THE ‘CAMERA OF DEATH’
Today, however, authentic Googie sightings are as rare as the ivory-billed woodpecker. Thumb through the pages of Googie Redux, and you’ll notice that most of the listings are annotated as “demolished,” with obituaries for Henry’s Drive-In, a Pomona oasis; Coffee Dan’s, a Hollywood hangout; and Ship’s Coffee Shop, an aerodynamic Westwood breakfast spot, piled up like commuters in L.A.’s infamous rush-hour traffic.

“In 1985, these Googie landmarks were a common presence in the L.A. street scene,” Hess writes in the foreword to his tome, adding that, “two decades later, it seems an urbanistic luxury… So much has been lost; only some have been saved.”

Both Jepsen and Nichols credit Hess’ book with fueling their own interest in Googie architecture. Jepsen was inspired to pick up his camera and begin documenting what remained.

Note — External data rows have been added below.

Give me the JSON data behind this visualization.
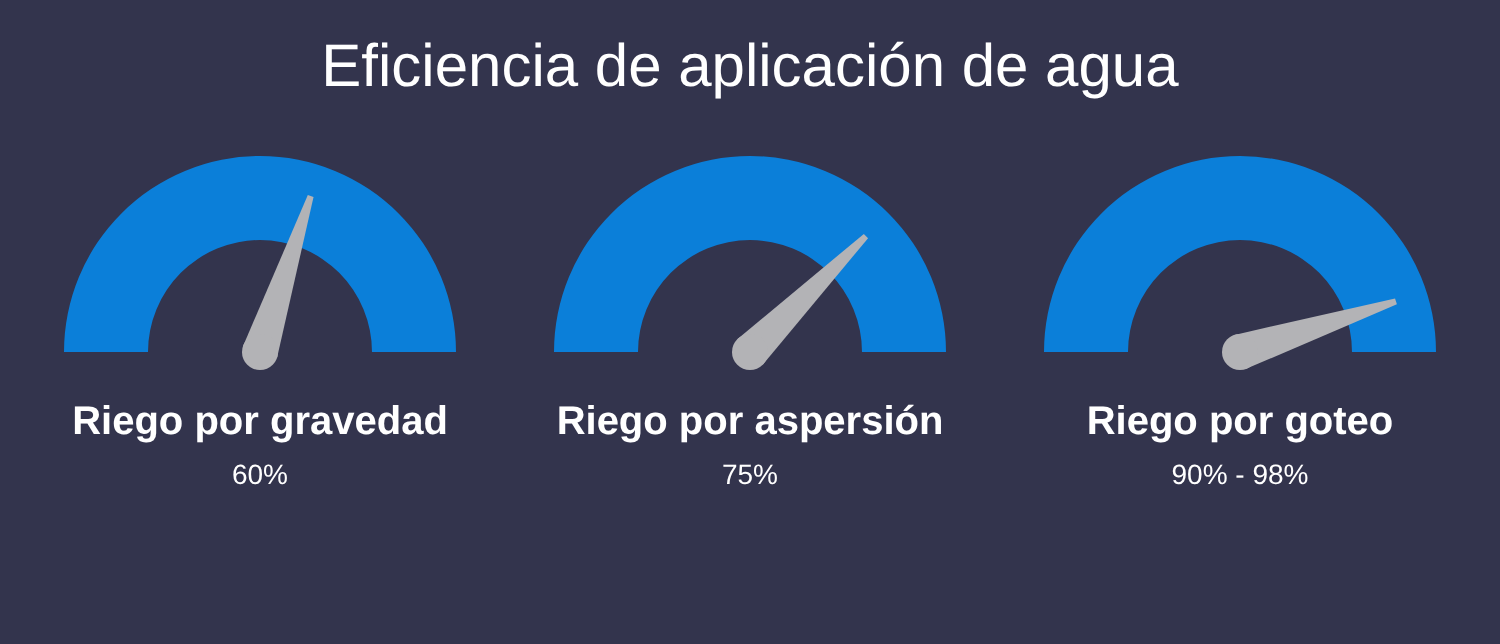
{
  "chart_data": {
    "type": "other",
    "title": "Eficiencia de aplicación de agua",
    "categories": [
      "Riego por gravedad",
      "Riego por aspersión",
      "Riego por goteo"
    ],
    "values": [
      60,
      75,
      90
    ],
    "value_labels": [
      "60%",
      "75%",
      "90% - 98%"
    ],
    "color": "#0b7fd9"
  }
}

But, he quickly discovered, many Googie structures weren’t maintained, and when property values were compounded with deferred maintenance, some of the best examples of the genre were unceremoniously razed. “I was driving around Orange County taking pictures of stuff seconds ahead of the bulldozer,” Jepsen recalls. “At times, I felt like I had the camera of death, and anything I pointed it at was doomed.”

Nichols initially contacted Hess when a McDonald’s restaurant—one of the first franchises, opened in 1954—located in his Los Angeles-suburb hometown of Azusa was shuttered in the ’80s. “His book really changed my life,” Nichols says. “I realized that there were a bunch of these things, and a real order to the species. We ultimately lost the Azusa McDonald’s, but I got involved with saving another one, in Downey, which was a real vindication.”

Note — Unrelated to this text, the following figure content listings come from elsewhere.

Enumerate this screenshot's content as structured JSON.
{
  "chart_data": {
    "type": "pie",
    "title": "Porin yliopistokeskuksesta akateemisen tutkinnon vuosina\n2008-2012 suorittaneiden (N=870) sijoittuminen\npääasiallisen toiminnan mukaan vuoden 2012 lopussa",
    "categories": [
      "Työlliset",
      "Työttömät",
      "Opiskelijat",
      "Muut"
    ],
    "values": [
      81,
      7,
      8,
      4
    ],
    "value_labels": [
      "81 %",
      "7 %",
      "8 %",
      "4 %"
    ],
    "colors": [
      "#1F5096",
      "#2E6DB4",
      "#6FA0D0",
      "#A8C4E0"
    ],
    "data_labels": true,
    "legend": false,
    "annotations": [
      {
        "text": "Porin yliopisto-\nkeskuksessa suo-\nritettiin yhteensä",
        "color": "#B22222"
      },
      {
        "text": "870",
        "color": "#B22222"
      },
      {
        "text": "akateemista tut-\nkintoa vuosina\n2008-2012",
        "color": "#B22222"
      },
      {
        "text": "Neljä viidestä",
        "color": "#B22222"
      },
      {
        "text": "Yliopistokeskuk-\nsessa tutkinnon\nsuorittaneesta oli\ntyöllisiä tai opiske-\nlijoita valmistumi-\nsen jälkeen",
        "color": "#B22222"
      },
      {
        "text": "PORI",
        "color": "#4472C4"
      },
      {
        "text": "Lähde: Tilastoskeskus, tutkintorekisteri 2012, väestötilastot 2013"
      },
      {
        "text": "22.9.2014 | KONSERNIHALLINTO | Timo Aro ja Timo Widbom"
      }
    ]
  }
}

PRESERVATION: AN UPHILL BATTLE
Hess also guided Nichols to the Modern Committee of the Los Angeles Conservancy, which, with 8,500 members, is the largest private preservation organization in the country. The ModCom, as it’s called, serves as a watchdog agency, educational outreach service and resource for construction firms involved in Googie-restoration projects.

“This has totally changed my life,” Nichols raves, “because working in modern preservation, you can possibly meet your idols. I got to be friends with some of the original Googie architects, like Wayne McAllister, who designed the original Bob’s Big Boys and El Rancho Vegas, the first resort casino hotel in Las Vegas. He and guys like Louis Armét and Eldon Davis were the kings. They made the interiors work, and with their exteriors, they made people stop and pay attention.”

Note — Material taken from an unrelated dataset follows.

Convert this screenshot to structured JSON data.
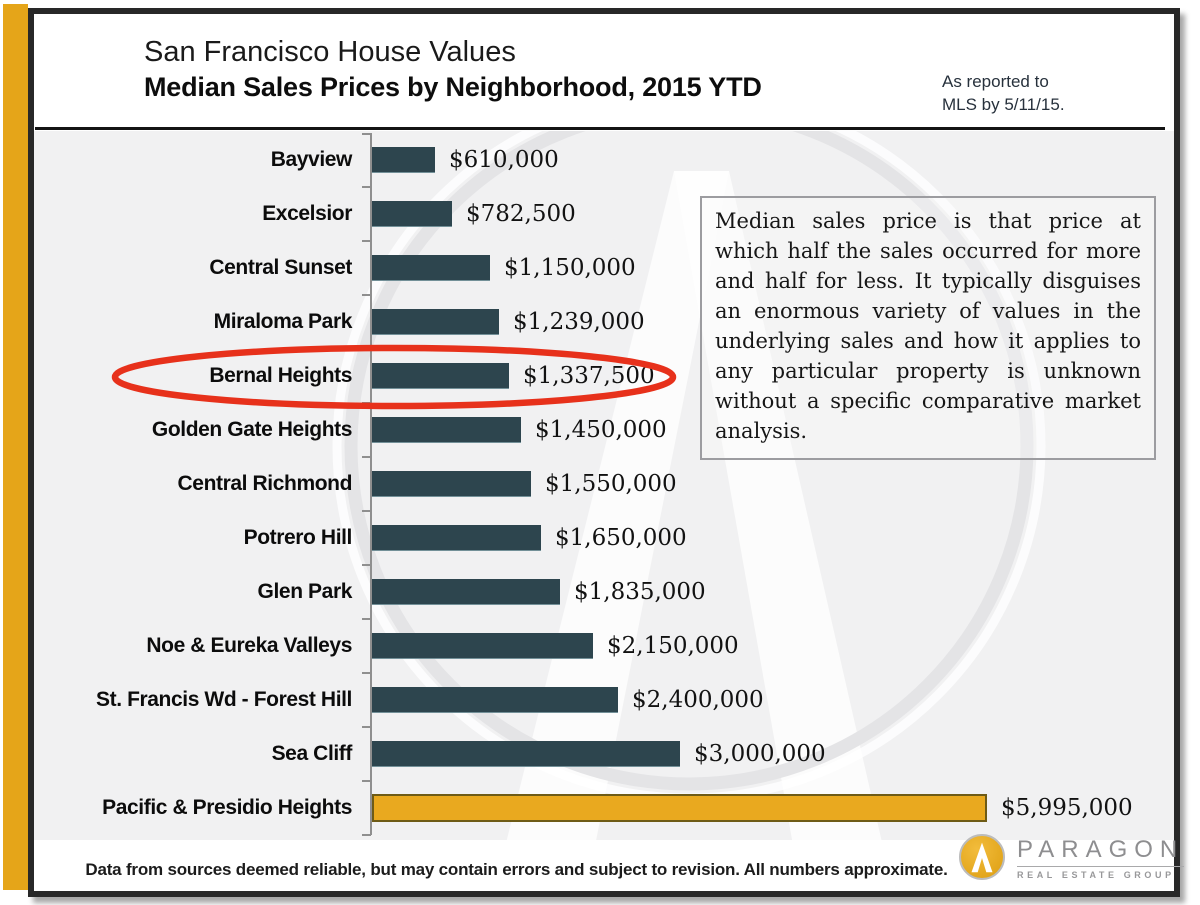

Yet, as Jepsen cautions, preserving Googie architecture continues to be an uphill battle. “The tendency is to have this gut instinct that if you can remember a building as new, it can’t be important or historically relevant,” he says. “We’re at the cusp of people realizing the importance of this architecture, and most of it is already gone. Many of the best examples are lost.”

Hess’ book offers a guided tour of more than 100 Googie structures still standing in Los Angeles—places like Rae’s coffee shop in Santa Monica, the Mar Vista Bowl in Culver City and Canter’s Delicatessen on Fairfax Avenue. Thanks to his efforts, and the work of preservationists like Jepsen and Nichols, it’s still possible to gas up your convertible, put on some cool shades (and maybe some Martin Denny or Esquivel), and take a quick trip back to the future.